You'll not have as good a prescription as single-vision - you are making compromises.
If they didn't tell you why, the reason you've gone to bifocals is that your lens is less flexible and won't deform for the close focus as well as it used to.
The only option to getting old is worse than bifocals . . .
I wear progressives all day EXCEPT when writing code on my desktop. Two large monitors don't fit nicely through the narrow slit of the near field offered by progressives. I have a pair of cheap readers dedicated to desktop work.
Two things to consider:
- Normally focal distance for near field is calculated based on standard reading distance (~30cm). Screens are more like 60-70cm away. You can ask your optician to figure out what your specific need based on your distance between eye and screen(s).
- Field of view area of the near field for progressives is about 30% of the lens area (or less). You have to move your neck a lot to see the whole screen, specially in dual monitors configurations.
Wore regular bifocals for years. One time, I tried progressives and gave up. Had to turn my head too much. I guess the tracks are wider now.
5 years ago, I had cataract surgery, left eye set for close, right eye for distance. I very rarely wear glasses. I do have a pair I wear for driving, corrects my left eye for distance. I have a pair of readers that corrects the right eye, only wear them if I am going to do a lot of reading. Works great.
One time, way back, Optometrist wanted to sell me contacts like that, told her she was nuts. Should have listened.
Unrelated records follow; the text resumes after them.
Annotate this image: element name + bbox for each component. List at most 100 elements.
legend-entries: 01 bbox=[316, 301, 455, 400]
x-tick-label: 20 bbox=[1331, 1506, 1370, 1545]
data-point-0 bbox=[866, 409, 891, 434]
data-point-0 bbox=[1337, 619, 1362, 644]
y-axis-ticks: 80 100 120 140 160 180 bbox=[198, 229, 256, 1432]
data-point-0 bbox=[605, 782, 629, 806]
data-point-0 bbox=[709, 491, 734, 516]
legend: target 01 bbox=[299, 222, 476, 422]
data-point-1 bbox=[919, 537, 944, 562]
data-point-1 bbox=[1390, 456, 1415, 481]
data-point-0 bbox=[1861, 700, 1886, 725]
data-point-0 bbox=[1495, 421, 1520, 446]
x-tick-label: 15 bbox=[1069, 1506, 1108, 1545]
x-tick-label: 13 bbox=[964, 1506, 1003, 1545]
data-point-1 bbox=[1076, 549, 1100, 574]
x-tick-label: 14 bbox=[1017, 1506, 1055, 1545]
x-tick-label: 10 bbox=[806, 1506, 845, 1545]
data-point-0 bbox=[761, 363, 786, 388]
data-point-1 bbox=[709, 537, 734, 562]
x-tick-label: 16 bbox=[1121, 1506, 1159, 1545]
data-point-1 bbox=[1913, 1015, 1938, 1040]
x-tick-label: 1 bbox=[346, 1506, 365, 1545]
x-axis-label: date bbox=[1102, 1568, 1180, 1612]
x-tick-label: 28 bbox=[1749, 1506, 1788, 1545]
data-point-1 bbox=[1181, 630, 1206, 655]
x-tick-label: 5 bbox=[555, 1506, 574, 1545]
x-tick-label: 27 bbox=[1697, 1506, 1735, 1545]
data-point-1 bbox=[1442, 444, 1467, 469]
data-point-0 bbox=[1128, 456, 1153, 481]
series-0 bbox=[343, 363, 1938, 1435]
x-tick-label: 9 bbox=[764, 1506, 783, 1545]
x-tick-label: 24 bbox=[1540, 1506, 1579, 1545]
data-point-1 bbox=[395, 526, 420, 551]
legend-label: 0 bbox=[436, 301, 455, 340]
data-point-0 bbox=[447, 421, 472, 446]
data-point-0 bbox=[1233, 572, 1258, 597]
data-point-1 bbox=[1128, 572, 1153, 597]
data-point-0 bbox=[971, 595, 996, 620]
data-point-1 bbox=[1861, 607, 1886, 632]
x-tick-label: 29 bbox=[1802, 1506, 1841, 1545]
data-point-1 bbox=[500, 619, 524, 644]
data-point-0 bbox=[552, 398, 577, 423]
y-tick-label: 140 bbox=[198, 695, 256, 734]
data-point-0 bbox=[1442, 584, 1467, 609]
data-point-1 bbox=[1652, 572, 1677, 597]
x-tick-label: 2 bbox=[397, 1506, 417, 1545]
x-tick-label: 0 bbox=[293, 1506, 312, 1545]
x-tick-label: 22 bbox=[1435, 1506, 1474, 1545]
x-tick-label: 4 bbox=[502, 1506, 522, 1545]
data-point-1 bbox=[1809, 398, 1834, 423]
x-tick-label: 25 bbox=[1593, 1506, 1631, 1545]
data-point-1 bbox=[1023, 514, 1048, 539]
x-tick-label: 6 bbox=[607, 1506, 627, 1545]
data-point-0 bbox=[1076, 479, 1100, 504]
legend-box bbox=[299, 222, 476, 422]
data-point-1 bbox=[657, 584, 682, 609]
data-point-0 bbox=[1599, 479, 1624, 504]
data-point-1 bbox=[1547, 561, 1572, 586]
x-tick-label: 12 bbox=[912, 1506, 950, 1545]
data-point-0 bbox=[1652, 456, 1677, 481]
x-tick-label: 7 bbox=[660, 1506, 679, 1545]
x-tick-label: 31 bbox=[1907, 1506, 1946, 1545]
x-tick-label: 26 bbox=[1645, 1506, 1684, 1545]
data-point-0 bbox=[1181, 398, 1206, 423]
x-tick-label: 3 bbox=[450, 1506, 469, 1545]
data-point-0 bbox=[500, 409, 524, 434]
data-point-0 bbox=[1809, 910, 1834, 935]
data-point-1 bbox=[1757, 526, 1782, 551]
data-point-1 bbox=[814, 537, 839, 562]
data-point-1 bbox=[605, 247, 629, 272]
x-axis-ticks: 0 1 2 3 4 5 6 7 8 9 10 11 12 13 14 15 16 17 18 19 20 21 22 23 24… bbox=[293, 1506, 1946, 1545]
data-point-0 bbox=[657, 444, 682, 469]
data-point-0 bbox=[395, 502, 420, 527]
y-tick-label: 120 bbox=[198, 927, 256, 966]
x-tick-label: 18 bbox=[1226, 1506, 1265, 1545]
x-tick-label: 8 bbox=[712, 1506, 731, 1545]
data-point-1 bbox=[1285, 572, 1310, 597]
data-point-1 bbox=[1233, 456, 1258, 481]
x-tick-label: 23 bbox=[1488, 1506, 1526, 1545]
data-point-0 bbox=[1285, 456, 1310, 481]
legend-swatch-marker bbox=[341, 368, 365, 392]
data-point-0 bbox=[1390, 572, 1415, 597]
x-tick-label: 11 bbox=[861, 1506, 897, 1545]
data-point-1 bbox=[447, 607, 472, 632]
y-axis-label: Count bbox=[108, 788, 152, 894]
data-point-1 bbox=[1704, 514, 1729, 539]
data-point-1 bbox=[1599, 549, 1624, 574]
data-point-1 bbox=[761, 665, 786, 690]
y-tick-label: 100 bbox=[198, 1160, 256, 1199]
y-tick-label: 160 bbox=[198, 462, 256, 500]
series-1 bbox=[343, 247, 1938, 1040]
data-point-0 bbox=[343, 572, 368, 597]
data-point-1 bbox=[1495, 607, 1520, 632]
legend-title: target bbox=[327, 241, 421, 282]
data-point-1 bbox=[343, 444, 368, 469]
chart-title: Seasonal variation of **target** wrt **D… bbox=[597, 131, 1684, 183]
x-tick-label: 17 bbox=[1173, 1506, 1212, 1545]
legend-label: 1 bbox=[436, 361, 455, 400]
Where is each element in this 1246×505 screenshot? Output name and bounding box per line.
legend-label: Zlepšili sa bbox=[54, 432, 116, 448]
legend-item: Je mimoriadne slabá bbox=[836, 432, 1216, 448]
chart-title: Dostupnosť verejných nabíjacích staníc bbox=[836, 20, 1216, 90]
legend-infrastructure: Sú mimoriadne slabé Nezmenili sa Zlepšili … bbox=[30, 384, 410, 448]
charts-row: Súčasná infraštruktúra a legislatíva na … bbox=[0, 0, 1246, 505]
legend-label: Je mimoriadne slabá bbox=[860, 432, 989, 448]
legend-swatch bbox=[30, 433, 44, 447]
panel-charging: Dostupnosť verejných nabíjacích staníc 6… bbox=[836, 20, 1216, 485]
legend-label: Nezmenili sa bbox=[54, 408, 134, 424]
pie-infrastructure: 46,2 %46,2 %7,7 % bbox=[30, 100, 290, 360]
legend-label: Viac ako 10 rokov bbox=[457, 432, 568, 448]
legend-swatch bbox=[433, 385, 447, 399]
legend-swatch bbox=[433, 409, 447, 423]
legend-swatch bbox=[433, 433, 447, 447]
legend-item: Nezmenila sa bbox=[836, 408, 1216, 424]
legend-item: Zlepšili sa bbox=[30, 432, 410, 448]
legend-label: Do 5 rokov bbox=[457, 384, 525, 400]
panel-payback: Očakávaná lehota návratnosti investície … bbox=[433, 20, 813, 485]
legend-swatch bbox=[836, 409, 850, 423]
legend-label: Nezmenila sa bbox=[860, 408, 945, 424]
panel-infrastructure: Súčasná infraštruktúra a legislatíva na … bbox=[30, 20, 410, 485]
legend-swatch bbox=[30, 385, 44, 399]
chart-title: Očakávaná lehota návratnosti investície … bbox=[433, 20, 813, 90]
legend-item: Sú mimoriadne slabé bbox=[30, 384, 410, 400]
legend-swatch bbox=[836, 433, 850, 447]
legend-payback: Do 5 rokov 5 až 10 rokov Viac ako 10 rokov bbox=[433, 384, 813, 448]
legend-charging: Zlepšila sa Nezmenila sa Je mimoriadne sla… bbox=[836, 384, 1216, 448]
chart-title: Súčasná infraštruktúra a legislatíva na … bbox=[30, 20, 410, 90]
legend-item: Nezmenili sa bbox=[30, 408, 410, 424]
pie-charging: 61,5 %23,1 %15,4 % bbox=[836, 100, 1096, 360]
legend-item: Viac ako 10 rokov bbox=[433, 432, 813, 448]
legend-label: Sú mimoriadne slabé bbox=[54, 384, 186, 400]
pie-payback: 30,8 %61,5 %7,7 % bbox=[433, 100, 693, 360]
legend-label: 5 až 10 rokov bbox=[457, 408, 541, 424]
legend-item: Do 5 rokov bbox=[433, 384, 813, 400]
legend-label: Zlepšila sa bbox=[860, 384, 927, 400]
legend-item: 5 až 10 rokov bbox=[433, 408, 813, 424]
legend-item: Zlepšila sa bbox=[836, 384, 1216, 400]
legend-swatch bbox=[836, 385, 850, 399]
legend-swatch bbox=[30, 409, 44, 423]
If you can keep your head while those about you are losing theirs, perhaps you don't understand the situation.
I had them for many years and still have a scratched pair for backup, but I always have a dedicated pair of single lenses for computer work, we spend so many hours sitting in front of the dammed things it is worth it.
I recently started getting the $15 fixed lenses from the chemist/drug store (for the yanks) for reading as I find I no longer need glasses except for reading and computer work. Instead of spending $500+ on progressive glasses I spend $60 on 4 pairs and leave them where I need them.